Rather than reading, I decided to spend a little time online. I went to Google and typed “New Mexico.” Of course, there were nearly three million items returned, but I managed to find some truly informative sites on the first several screens. One site even allowed me to match my temperament with my ideal New Mexico location. While I would have expected to be directed to Albuquerque or Santa Fe (admittedly among the only places I knew in New Mexico), the program directed me toward Tucumcari, a tiny frontier town out on the old Route 66. The only previous reference I’d had to Tucumcari was in Lowell George’s song, “Willin’” and George had hardly provided much information. I followed a link to the town’s Chamber of Commerce site and spent a good half hour surfing the place’s history, attractions, and community development plans. I even found a restaurant that I would surely visit once I got out there. Before leaving the site, I requested a booklet about the town and several brochures.

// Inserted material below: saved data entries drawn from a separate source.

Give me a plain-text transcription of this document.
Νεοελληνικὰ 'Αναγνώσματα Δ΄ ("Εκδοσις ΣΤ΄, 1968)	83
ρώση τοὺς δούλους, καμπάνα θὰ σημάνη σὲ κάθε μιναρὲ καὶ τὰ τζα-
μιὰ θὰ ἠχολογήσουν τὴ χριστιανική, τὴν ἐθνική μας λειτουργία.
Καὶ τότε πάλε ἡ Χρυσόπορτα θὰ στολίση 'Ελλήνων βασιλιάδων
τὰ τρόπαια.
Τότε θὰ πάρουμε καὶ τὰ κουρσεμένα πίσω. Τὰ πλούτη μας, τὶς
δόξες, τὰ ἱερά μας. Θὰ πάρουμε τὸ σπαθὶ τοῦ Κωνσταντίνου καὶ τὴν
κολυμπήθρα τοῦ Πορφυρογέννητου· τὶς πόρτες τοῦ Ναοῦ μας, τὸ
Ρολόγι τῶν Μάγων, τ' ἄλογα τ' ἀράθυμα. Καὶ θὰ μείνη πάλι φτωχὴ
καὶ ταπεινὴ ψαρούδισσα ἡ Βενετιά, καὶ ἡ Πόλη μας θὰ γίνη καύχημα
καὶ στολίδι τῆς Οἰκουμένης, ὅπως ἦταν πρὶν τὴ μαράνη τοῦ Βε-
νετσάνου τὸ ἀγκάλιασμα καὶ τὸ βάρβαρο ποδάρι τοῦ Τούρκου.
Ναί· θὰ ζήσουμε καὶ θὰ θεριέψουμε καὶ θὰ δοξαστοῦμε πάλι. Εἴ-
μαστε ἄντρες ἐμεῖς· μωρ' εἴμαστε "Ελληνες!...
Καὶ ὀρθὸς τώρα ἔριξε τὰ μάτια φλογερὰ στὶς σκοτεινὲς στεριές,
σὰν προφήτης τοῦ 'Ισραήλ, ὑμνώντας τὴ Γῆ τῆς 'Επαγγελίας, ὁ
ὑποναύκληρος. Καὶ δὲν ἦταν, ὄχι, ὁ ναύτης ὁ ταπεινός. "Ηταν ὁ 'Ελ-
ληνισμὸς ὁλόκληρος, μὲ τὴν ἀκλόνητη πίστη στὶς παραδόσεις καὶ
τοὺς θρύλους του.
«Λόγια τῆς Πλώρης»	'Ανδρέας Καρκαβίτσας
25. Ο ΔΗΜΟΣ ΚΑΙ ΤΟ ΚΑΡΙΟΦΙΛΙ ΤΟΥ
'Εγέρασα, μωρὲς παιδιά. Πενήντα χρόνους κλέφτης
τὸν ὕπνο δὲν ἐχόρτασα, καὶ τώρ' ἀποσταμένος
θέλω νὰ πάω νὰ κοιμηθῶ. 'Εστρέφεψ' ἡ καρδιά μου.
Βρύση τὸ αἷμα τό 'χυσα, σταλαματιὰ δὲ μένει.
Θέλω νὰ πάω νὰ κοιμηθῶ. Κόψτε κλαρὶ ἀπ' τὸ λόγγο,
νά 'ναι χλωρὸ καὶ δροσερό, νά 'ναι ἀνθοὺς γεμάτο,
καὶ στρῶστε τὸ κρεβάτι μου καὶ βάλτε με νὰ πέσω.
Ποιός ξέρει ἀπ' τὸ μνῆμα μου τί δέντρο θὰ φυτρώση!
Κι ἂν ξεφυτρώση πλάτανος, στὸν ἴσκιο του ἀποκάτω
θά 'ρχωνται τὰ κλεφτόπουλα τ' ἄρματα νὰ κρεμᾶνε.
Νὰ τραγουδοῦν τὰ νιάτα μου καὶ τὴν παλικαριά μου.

When I got off, I felt better than I’d felt in a few days. Spending the time exploring New Mexico reminded me that my stasis in Connecticut was only temporary, that the store would eventually sell, and that I would be free to make my way West. To get my kicks out on Route 66.
I picked up my Updike book where I’d left it on the stairs and decided to check in on my father before
going to my room. A Denver Broncos drive against the Green Bay Packers had my father’s absolute attention. I wondered if he would notice if I changed the channel.
“Dad, do you need anything before I head upstairs?” The sofa bed was already open, since I hadn’t bothered to fold it in in the morning. He didn’t say a word as John Elway completed another pass to Ed McCaffrey. It dawned on me that it was entirely possible that he didn’t know who won this game – if he was even actually paying attention.
“You sure you don’t need anything, Dad?”
As the Broncos huddled up, he turned to me. “Yeah, a new body,” he said.
“I’ll see if I can order you one online in the morning. I’m going to read in my room. If you need me, give me a call.”
He turned back toward the game. I watched him for another minute, stupefied at the way he’d decided to kill the clock.
On Sunday, the store was busier than I expected it to be and I stayed behind to give the late shift a hand. When I got back to my parents’ house in the late afternoon, my mother had returned from her trip. I hadn’t been expecting her until after dinner, but was relieved to see her there. We talked for a couple of minutes about her weekend and then I told her I was going out again.